NONLINEAR MODELING OF MYOCARDIAL TRANSPORT & ENERGY METABOLISM

心肌转运的非线性建模

• 批准号: 6280748
• 负责人: KEITH KROLL
• 金额: $ 8.8万
• 依托单位: UNIVERSITY OF WASHINGTON
• 依托单位国家: 美国
• 财政年份: 1998
• 资助国家: 美国
• 起止时间: 1998-02-18 至 1998-11-30
• 项目状态: 已结题
• 来源: https://reporter.nih.gov/project-details/6280748
• 关键词: Mammalia; bioengineering /biomedical engineering; biomedical resource; human tissue; technology /technique

The capillary endothelial enzyme, xanthine oxidase/dehydrogenase, which mediates oxidation of hypoxathine to xanthine, and xanthine to uric acid, was investigated in the perfused beating heart. Intracoronary bolus injections were made of [14C]-hypoxanthine (together with reference tracers [131I]-albumin and [3H]-L-glucose), while measuring venous concentrations of the injected tracers and [14C]-xanthine and [14C]-uric acid, formed in endothelial cells. Sufficient unlabeled carrier hypoxanthine was co-injected that peak concentrations swept through the likely concentration range of the enzyme Km. The dilution curves showed strikingly low levels of coronary efflux of [14C]-xanthine, suggesting very low endothelial membrane permeability. However, the possibility of low permeability had to be discarded as a result of additional experiments in which [14C]-xanthine was injected in the tracer bolus instead of hypoxanthine, and it was observed that the peak extraction of xanthine was nearly as high as that of hypoxanthine (0.5). Fitting the dilution curves using a multiple species nonlinear model of capillary-tissue transport, binding and reaction indicated that prolonged retention of xanthine following hypoxanthine injection was likely due to slow dissociation of the enzyme-xanthine product complex. This appears to favor subsequent reaction to uric acid over release of free xanthine. Consistent with this interpretation was the finding that when [14C]-xanthine was injected in the bolus, there was less formation of end product [14C]-uric acid, than when [14C]-hypoxanthine was injected. Therefore, it seems that the high affinity binding of the enzyme to xanthine serves to insure that most of the hypoxanthine oxidized in the first step of the reaction is not released from the enzyme until it is further oxidized to uric acid in the second step.

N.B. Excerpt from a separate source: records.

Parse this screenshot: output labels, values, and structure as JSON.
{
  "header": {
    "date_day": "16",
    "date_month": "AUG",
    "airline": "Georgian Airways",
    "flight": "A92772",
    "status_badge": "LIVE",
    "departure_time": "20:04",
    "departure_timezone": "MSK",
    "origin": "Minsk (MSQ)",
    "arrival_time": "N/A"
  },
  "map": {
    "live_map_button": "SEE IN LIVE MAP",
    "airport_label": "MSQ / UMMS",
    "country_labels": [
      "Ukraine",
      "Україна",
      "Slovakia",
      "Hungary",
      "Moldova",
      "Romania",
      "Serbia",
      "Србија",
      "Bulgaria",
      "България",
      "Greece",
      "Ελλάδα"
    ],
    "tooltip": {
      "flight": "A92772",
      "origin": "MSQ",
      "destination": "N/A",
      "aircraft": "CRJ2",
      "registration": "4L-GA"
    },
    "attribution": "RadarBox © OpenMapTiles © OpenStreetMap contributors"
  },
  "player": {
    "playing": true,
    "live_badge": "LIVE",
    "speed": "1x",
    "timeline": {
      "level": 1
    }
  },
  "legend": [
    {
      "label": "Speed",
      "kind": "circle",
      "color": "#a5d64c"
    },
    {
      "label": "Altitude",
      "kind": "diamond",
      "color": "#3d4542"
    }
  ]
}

毛细血管内皮酶，黄嘌呤氧化酶/脱氢酶， 其介导次黄嘌呤氧化为黄嘌呤，黄嘌呤氧化为 尿酸，在灌注跳动的心脏进行了研究。 冠状动脉内推注[14 C]-次黄嘌呤 （与参比示踪剂[131 I]-白蛋白和[3 H]-L-葡萄糖一起）， 同时测量注射的示踪剂的静脉浓度， [14 C]-黄嘌呤和[14 C]-尿酸，在内皮细胞中形成。 共进样足够的未标记载体次黄嘌呤， 浓度扫过可能的浓度范围的 酶Km。稀释曲线显示， [14 C]-黄嘌呤的冠状流出，表明内皮细胞非常低 膜透性 然而，低渗透率的可能性 不得不被丢弃，因为额外的实验， [14 C]-黄嘌呤被注射到示踪剂团中，而不是 次黄嘌呤，并且观察到黄嘌呤的峰提取 几乎与次黄嘌呤一样高（0.5）。 拟合 稀释曲线使用多物种非线性模型， 毛细血管-组织转运、结合和反应表明， 次黄嘌呤注射后黄嘌呤滞留时间延长， 可能是由于酶-黄嘌呤产物的缓慢解离 复杂. 这似乎有利于随后的反应，尿酸超过 释放游离黄嘌呤。 与这一解释相一致的是 发现当[14 C]-黄嘌呤被注射到药丸中时， 最终产物[14 C]-尿酸的形成比当 注射[14 C]-次黄嘌呤。 因此，似乎高 酶与黄嘌呤的亲和结合用于确保大多数 在反应的第一步中氧化的次黄嘌呤不 从酶中释放出来，直到它被进一步氧化成尿酸， 第二步。